Abnormal build-up of a protein called TDP-43 is a hallmark of many brain diseases such as frontotemporal dementia (FTD) and amyotrophic lateral sclerosis (ALS). Around half of people with Alzheimer’s disease (AD) also show TDP-43 build-up, and those who do often experience a more severe disease course.

Normally, cells carefully balance how much TDP-43 they make. In these diseases, that balance is lost, causing the protein to accumulate and form toxic clumps. These clumps can trap newly made TDP-43, creating a toxic cycle that damages neurons and worsens disease. My research shows that tiny chemical tags on RNA—the genetic template for making proteins—act like switches that control how much TDP-43 is produced. By removing these marks, it may be possible to restore this balance and stop the harmful cycle.

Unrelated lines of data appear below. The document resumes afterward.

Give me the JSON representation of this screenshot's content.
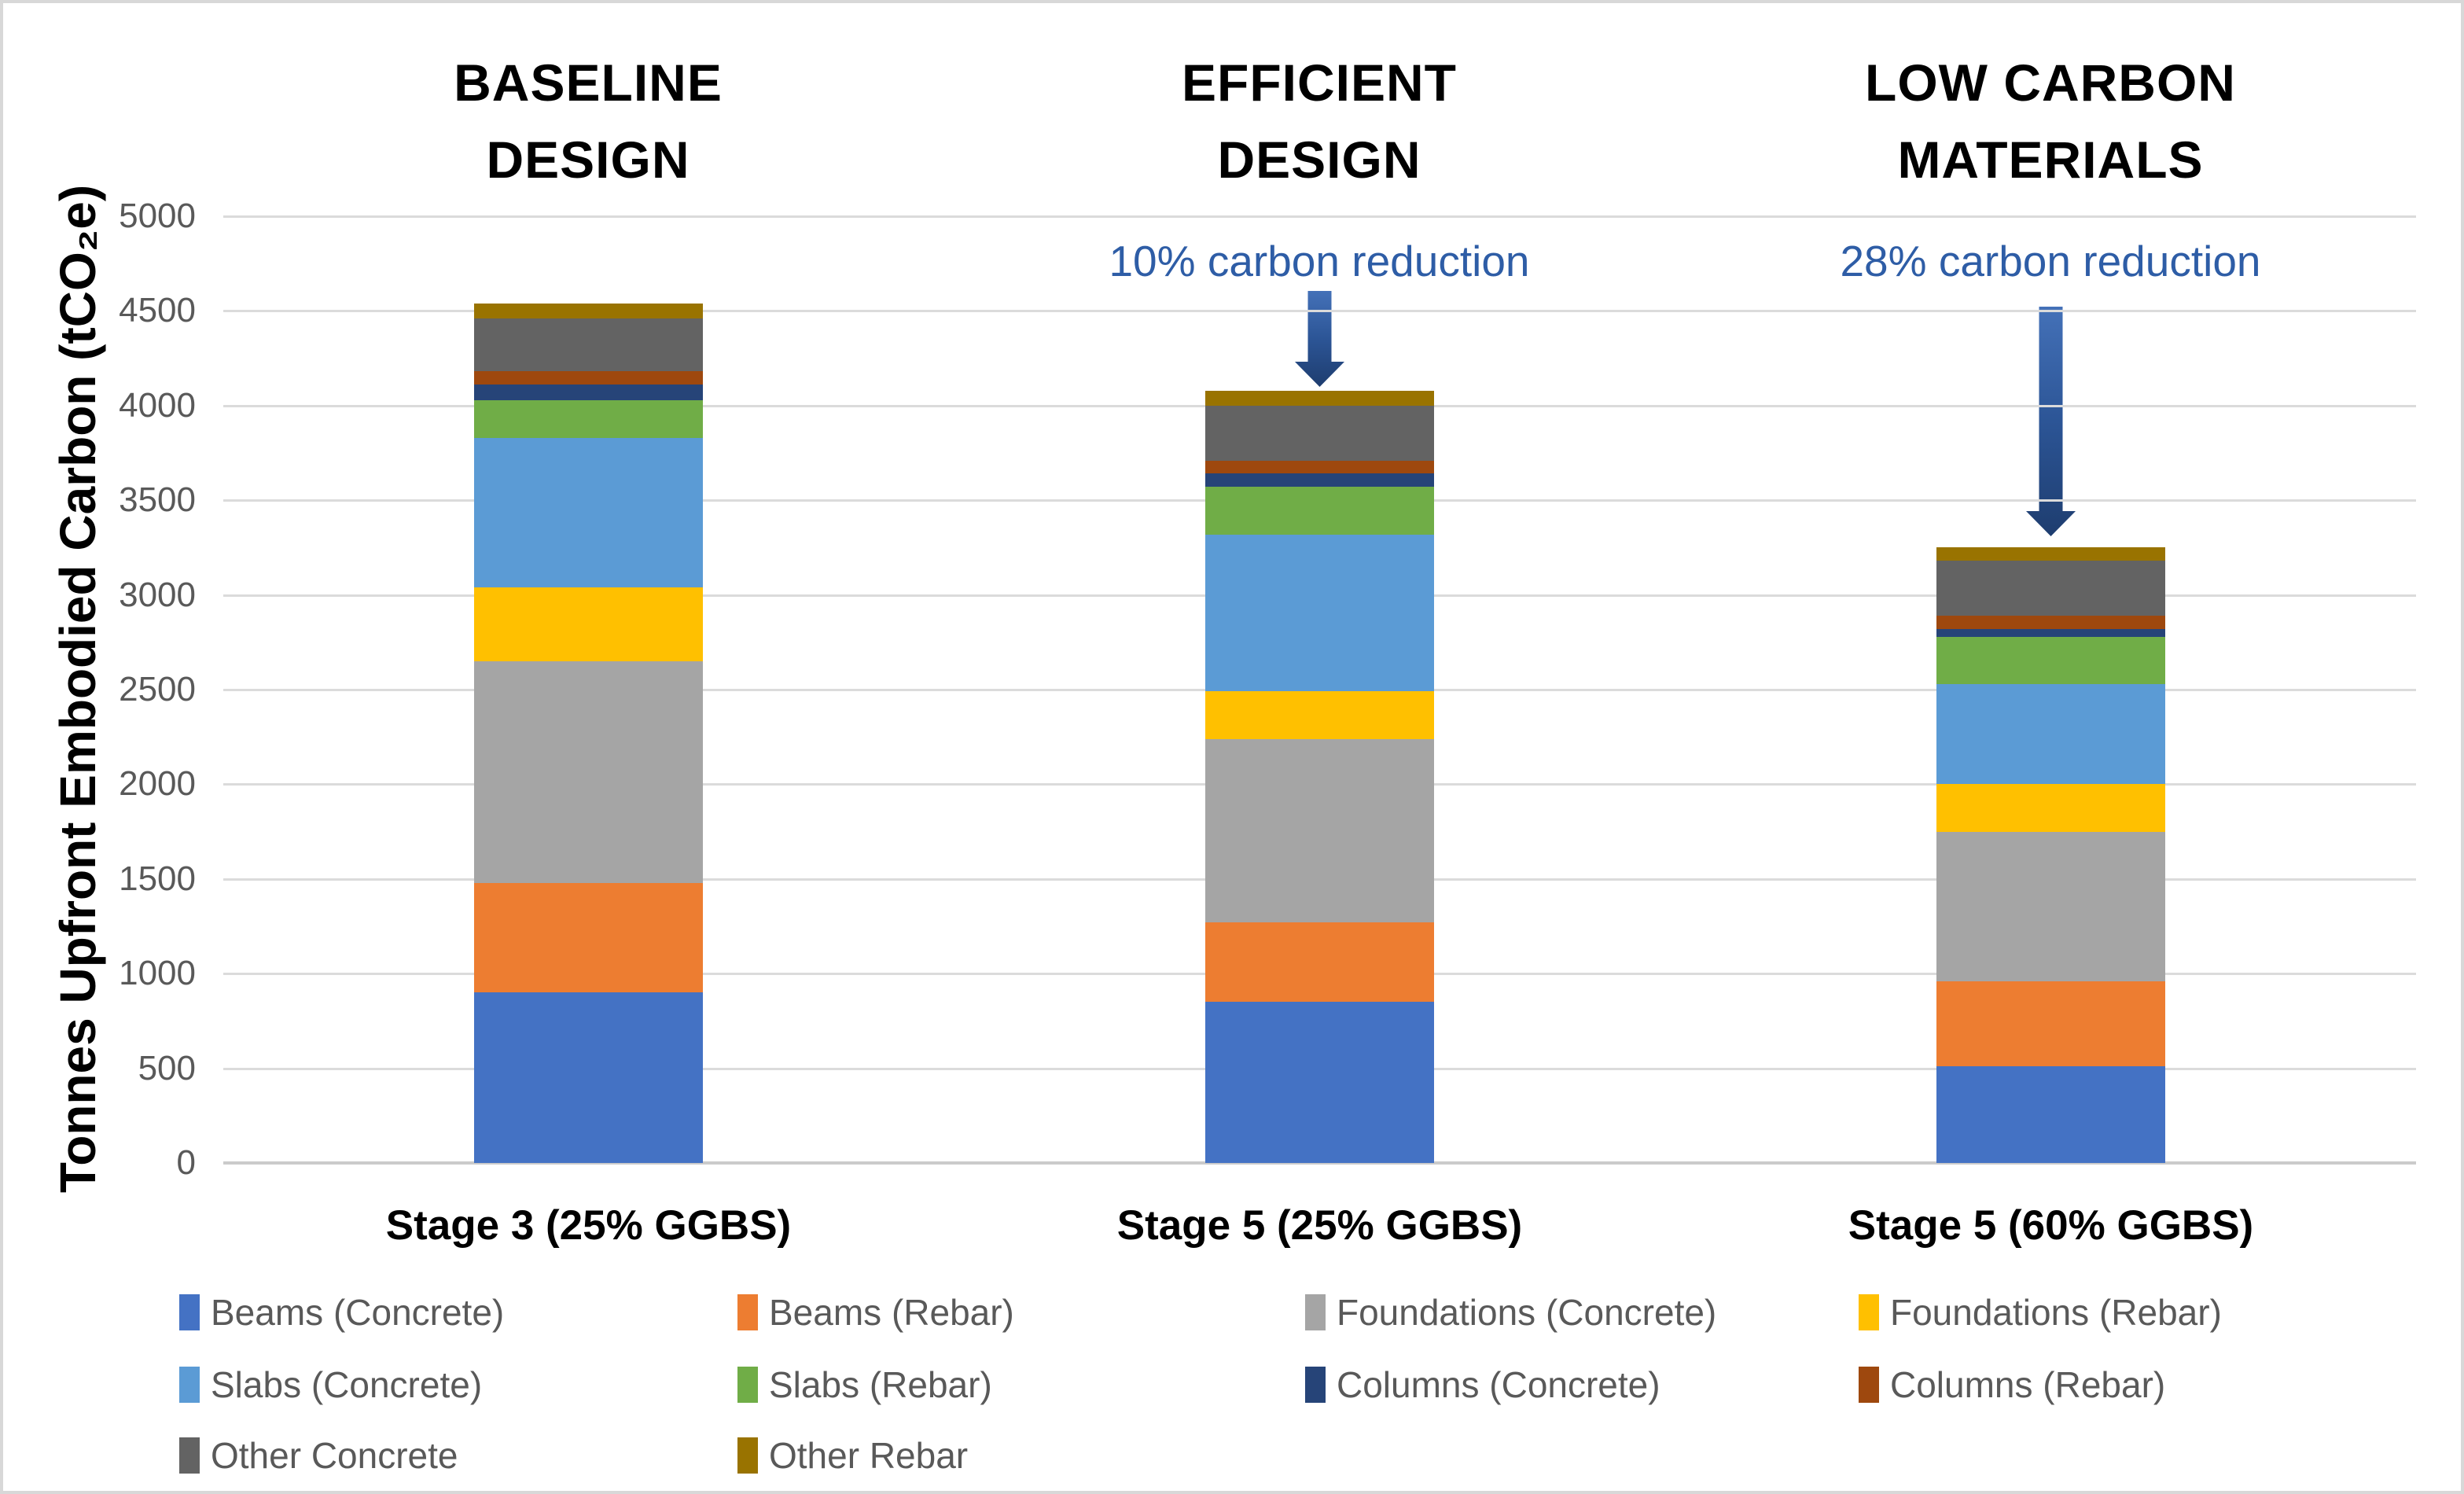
{
  "figure": {
    "background": "#FFFFFF",
    "border_color": "#D8D8D8"
  },
  "columns": [
    {
      "line1": "BASELINE",
      "line2": "DESIGN"
    },
    {
      "line1": "EFFICIENT",
      "line2": "DESIGN"
    },
    {
      "line1": "LOW CARBON",
      "line2": "MATERIALS"
    }
  ],
  "annotations": [
    {
      "text": "10% carbon reduction"
    },
    {
      "text": "28% carbon reduction"
    }
  ],
  "colors": {
    "annotation_text": "#2E5DA6",
    "arrow_top": "#4471B8",
    "arrow_bottom": "#1E3D6F",
    "grid": "#DBDBDB",
    "axis": "#CBCBCB",
    "tick_text": "#595959",
    "legend_text": "#595959"
  },
  "chart_data": {
    "type": "bar",
    "stacked": true,
    "title": "",
    "xlabel": "",
    "ylabel": "Tonnes Upfront Embodied Carbon (tCO₂e)",
    "ylim": [
      0,
      5000
    ],
    "ytick_step": 500,
    "grid": "horizontal",
    "legend_position": "bottom",
    "categories": [
      "Stage 3 (25% GGBS)",
      "Stage 5 (25% GGBS)",
      "Stage 5 (60% GGBS)"
    ],
    "category_totals": [
      4540,
      4080,
      3250
    ],
    "series": [
      {
        "name": "Beams (Concrete)",
        "color": "#4472C4",
        "values": [
          900,
          850,
          510
        ]
      },
      {
        "name": "Beams (Rebar)",
        "color": "#ED7D31",
        "values": [
          580,
          420,
          450
        ]
      },
      {
        "name": "Foundations (Concrete)",
        "color": "#A5A5A5",
        "values": [
          1170,
          970,
          790
        ]
      },
      {
        "name": "Foundations (Rebar)",
        "color": "#FFC000",
        "values": [
          390,
          250,
          250
        ]
      },
      {
        "name": "Slabs (Concrete)",
        "color": "#5B9BD5",
        "values": [
          790,
          830,
          530
        ]
      },
      {
        "name": "Slabs (Rebar)",
        "color": "#70AD47",
        "values": [
          200,
          250,
          250
        ]
      },
      {
        "name": "Columns (Concrete)",
        "color": "#264478",
        "values": [
          80,
          70,
          40
        ]
      },
      {
        "name": "Columns (Rebar)",
        "color": "#9E480E",
        "values": [
          70,
          70,
          70
        ]
      },
      {
        "name": "Other Concrete",
        "color": "#636363",
        "values": [
          280,
          290,
          290
        ]
      },
      {
        "name": "Other Rebar",
        "color": "#997300",
        "values": [
          80,
          80,
          70
        ]
      }
    ]
  }
}
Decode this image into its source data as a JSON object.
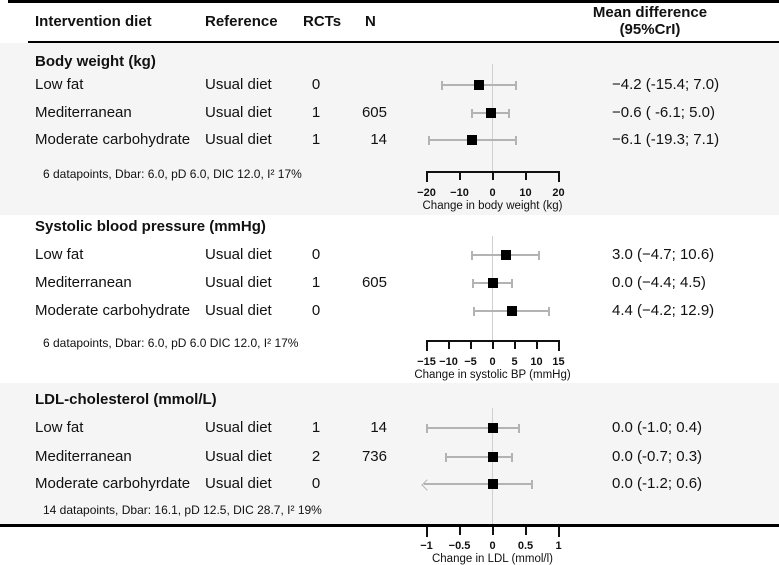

In this project, I will identify the exact sites of the RNA tags that control TDP-43 levels in neurons, develop a tool to selectively remove these marks and test whether this restores TDP-43 balance and stops the cycle of clumping that damages neurons. This tool is designed with safety and precision in mind and will only be activated in diseased neurons, minimizing toxic effects on healthy cells.

If successful, this research could pave the way for a new type of RNA-based therapy that slows the progression of ALS, FTD, and AD by tackling a key process that drives disease.